O estudo da entidade, que é do próprio Quênia, constatou que os outros dias foram desperdiçados. O Parlamento esteve em recesso enquanto o presidente do país, Mwai Kibaki, adiava a abertura.
O resultado do estudo foi publicado poucos dias depois da divulgação da notícia de que os parlamentares do país querem que a cobertura do plano de saúde deles seja reforçada para incluir duas mulheres e oito crianças.
Os parlamentares entrevistados pela BBC ficaram surpresos com os resultados do estudo, mas concordaram que eles poderiam trabalhar mais.
"Poderíamos aumentar a extensão da jornada. Somos bem pagos o suficiente para trabalhar mais do que 57 dias por ano", disse o parlamentar Jimmy Angwenyi.
De acordo com as regras, o Parlamento só se reúne nas tardes de terças e quintas-feiras e todo o dia nas quartas-feiras.
Isso corresponde a dois dias por semana, mas 57 dias por ano significam uma média de pouco mais de um dia por semana.
Mulheres
Segundo o levantamento, menos projetos foram debatidos em 2004 em comparação aos dois anos anteriores.
As sessões do Parlamento no ano passado foram dominadas por debates orçamentários e presidenciais em detrimento de outros assuntos, segundo o instituto.
O estudo também dá notas para cada parlamentar e concluiu que o desempenho daqueles que são ministros é medíocre.
Os ministros são acusados de delegar suas obrigações a seus subordinados que, segundo o relatório, trabalham demais no Parlamento.
As mulheres que são ministras têm melhor desempenho do que os homens nesses cargos, de acordo com o estudo.
Novas regras
O porta-voz do Parlamento do Quênia, Micheal Ngwalla, disse que essa não é a verdadeira imagem da instituição.
"É incorreto interpretar o relatório como se dissesse que os parlamentares não trabalham.
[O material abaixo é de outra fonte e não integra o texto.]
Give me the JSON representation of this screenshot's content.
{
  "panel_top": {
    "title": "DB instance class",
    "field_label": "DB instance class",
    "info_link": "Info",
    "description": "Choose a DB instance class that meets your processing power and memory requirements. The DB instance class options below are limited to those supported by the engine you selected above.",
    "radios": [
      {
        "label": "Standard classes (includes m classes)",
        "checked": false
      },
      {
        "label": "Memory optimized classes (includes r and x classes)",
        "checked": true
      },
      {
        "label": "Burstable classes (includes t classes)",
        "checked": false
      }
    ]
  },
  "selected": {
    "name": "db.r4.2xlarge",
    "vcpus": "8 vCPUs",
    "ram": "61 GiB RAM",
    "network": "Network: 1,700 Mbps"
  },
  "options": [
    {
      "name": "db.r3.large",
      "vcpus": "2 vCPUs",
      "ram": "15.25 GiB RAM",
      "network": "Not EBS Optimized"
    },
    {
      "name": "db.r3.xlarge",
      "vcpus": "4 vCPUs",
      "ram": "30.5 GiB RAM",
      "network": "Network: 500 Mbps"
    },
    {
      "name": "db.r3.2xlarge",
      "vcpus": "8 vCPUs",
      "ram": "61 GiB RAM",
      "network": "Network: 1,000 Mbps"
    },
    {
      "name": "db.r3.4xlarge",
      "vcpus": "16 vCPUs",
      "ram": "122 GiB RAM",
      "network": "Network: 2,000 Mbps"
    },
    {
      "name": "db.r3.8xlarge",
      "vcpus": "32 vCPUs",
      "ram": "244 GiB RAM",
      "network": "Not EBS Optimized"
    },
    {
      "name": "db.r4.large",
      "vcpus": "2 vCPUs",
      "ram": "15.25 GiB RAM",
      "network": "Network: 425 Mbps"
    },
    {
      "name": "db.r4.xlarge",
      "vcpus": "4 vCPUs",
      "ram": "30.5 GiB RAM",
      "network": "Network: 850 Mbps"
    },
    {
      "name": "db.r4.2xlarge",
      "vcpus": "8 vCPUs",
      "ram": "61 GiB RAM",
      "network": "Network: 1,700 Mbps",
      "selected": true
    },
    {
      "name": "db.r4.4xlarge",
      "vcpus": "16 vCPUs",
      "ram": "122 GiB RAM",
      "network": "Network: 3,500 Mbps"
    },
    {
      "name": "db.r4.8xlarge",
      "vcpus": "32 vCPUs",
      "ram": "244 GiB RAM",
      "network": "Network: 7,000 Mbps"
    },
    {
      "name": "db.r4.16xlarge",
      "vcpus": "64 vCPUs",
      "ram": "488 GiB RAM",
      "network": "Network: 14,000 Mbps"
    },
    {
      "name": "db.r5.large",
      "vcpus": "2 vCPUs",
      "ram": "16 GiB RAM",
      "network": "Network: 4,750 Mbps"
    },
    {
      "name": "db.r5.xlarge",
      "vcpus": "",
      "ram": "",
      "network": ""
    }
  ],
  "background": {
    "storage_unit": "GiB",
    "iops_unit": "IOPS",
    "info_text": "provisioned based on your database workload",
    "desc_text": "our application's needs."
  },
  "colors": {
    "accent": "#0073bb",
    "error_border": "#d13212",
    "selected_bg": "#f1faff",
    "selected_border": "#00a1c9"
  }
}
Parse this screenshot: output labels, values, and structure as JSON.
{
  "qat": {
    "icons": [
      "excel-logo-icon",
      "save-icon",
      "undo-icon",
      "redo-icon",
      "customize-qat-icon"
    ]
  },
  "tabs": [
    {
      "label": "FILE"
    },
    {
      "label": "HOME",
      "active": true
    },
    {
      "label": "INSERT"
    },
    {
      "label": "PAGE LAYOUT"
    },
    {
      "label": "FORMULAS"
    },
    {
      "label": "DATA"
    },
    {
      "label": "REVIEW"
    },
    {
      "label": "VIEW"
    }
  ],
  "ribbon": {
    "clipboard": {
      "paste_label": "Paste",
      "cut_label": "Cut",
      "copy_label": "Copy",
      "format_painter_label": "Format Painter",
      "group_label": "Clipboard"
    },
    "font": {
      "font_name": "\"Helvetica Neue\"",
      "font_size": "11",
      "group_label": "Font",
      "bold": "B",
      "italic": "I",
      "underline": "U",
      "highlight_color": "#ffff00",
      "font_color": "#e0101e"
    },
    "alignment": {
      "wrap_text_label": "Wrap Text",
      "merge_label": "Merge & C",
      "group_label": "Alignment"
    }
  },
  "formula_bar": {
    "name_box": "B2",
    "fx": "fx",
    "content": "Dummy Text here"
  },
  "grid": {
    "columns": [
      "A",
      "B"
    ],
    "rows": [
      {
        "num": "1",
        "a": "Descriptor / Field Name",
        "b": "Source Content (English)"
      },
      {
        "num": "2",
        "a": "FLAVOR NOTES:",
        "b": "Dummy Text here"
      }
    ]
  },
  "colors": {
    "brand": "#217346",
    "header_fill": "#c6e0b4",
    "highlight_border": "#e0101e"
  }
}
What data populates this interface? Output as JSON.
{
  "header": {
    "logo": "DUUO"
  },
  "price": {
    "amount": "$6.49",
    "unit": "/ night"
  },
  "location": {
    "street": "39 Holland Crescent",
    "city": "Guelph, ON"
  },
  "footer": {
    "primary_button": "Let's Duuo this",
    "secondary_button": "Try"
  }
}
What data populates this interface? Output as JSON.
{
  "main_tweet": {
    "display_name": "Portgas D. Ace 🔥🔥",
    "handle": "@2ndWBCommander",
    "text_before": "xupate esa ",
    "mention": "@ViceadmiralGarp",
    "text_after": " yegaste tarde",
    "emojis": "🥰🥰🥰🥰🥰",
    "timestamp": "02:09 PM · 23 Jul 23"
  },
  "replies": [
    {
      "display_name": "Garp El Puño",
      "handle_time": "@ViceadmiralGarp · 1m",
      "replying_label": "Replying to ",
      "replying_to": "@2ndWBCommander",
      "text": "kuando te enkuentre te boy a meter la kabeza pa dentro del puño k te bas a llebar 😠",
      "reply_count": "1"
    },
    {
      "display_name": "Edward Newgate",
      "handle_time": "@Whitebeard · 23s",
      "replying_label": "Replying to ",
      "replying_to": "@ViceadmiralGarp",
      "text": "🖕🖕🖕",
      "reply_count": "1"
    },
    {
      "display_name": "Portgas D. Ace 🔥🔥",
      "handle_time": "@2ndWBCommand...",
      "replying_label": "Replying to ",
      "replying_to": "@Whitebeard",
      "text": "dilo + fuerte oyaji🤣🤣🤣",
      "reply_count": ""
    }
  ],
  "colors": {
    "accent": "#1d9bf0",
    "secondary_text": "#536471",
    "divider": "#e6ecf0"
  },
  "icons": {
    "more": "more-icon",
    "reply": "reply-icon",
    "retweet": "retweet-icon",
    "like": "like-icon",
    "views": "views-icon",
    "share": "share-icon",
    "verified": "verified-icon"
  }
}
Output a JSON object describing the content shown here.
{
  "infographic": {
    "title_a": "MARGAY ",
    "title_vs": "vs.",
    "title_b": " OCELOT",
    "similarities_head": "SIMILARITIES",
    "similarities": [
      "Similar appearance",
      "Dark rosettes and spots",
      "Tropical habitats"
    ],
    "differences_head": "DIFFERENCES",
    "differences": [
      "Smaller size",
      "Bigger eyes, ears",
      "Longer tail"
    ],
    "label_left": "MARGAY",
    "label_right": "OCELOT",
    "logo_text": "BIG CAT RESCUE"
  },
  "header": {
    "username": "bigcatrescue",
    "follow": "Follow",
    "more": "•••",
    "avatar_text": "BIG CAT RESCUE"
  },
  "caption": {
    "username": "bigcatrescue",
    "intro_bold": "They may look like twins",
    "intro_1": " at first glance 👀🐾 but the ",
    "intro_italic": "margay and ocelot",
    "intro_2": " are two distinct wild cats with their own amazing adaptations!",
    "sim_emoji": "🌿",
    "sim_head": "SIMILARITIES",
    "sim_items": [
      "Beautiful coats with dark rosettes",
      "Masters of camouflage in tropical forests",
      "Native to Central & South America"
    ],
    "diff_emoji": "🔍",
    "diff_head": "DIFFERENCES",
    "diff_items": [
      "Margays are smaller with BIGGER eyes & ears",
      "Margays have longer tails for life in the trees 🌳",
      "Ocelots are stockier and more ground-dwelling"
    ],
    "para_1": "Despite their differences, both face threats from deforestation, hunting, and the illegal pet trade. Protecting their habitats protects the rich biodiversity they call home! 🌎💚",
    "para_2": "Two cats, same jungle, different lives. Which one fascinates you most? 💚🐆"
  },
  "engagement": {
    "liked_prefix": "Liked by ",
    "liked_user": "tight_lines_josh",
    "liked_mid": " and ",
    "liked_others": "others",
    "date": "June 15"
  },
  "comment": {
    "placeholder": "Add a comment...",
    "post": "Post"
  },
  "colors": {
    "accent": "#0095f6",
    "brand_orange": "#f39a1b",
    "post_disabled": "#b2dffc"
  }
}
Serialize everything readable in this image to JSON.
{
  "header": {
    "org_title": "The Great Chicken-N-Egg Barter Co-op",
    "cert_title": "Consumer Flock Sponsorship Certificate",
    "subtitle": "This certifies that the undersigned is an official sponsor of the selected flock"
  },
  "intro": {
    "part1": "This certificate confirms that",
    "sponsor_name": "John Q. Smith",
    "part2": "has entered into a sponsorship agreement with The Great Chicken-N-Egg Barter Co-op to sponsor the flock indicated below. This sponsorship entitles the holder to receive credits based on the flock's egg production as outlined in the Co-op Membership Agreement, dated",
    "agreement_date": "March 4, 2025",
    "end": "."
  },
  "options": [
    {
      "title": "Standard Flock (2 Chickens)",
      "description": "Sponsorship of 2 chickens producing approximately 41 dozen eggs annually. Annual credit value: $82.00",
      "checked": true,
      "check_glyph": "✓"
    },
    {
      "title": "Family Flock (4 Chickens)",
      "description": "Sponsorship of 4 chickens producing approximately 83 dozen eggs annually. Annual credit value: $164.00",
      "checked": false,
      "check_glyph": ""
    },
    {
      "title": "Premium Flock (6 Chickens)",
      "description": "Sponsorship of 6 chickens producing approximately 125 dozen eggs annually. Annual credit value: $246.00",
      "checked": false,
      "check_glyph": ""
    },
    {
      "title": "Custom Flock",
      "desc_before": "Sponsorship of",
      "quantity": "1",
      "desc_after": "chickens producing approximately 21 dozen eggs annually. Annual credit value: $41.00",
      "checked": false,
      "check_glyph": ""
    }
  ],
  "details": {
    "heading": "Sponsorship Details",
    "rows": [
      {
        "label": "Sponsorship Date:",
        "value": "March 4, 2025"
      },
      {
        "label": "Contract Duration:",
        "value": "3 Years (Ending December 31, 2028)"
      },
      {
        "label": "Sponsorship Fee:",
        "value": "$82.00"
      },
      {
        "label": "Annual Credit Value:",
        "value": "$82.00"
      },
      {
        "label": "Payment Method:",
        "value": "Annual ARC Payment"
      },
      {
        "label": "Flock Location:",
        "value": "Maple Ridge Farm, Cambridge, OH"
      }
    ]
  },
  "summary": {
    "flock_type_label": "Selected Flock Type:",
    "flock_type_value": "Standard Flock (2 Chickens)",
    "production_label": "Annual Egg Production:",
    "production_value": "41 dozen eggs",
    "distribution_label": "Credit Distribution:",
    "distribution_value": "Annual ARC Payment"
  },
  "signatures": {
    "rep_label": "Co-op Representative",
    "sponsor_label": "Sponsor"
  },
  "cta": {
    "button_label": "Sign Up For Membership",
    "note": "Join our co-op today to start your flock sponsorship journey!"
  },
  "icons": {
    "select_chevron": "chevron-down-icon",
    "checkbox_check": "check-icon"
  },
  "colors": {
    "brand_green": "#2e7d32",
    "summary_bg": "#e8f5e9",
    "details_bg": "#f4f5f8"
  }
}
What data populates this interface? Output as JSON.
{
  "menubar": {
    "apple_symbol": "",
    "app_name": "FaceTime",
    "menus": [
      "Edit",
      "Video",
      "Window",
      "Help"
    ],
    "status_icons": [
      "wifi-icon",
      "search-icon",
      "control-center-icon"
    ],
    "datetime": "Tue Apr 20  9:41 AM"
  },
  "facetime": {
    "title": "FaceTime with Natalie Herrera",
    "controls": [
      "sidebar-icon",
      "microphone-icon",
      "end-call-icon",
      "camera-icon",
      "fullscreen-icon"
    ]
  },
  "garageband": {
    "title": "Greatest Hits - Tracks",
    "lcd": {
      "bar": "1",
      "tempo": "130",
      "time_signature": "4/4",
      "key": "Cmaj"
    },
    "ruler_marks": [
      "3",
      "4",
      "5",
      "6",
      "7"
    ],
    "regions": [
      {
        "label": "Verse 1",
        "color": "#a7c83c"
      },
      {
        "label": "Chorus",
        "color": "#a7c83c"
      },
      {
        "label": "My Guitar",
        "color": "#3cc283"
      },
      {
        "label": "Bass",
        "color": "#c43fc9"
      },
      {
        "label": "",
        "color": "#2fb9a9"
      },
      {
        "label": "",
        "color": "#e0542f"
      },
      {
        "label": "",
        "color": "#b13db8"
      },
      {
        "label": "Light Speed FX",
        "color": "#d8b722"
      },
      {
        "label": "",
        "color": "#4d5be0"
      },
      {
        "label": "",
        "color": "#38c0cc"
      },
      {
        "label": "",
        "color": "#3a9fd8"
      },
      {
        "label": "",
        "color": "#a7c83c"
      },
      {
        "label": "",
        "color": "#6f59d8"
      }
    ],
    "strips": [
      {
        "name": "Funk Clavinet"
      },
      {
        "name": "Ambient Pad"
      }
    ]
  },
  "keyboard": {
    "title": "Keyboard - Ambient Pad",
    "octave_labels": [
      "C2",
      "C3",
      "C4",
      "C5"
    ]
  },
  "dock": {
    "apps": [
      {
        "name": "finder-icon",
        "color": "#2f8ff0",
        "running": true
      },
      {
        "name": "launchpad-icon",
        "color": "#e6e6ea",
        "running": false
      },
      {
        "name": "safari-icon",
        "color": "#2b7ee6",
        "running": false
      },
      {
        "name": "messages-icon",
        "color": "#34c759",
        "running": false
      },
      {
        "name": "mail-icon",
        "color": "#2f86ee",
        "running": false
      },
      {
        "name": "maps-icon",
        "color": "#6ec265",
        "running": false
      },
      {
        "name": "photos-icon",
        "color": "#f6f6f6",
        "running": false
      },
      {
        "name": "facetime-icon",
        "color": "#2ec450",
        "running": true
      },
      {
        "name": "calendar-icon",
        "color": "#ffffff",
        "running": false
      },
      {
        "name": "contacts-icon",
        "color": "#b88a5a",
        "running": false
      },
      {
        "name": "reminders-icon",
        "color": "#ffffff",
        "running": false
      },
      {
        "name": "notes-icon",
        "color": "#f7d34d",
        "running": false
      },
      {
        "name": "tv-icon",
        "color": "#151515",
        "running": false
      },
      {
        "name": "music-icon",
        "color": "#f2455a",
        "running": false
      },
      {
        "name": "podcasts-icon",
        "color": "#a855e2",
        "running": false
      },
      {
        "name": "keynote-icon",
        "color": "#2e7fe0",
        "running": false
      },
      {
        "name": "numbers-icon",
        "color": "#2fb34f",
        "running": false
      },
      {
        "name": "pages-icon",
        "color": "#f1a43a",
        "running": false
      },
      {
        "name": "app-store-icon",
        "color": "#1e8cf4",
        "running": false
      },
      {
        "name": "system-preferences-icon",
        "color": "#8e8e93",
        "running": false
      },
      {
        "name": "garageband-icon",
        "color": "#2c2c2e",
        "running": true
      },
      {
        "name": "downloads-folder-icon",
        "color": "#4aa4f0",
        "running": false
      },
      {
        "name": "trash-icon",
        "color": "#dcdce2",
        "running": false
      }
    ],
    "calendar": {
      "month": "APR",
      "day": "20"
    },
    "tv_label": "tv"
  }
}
O trabalho deles não está restrito ao plenário da Casa", disse.
"As Comissões consomem muito tempo e avaliam quase todos os projetos."
Gideon Ochanda, do instituto que fez o estudo, concorda que os resultados não incluem a participação dos parlamentares nas Comissões.
O estudo recomenda que sejam alteradas as regras do Parlamento para permitir que seus integrantes tenham melhor desempenho.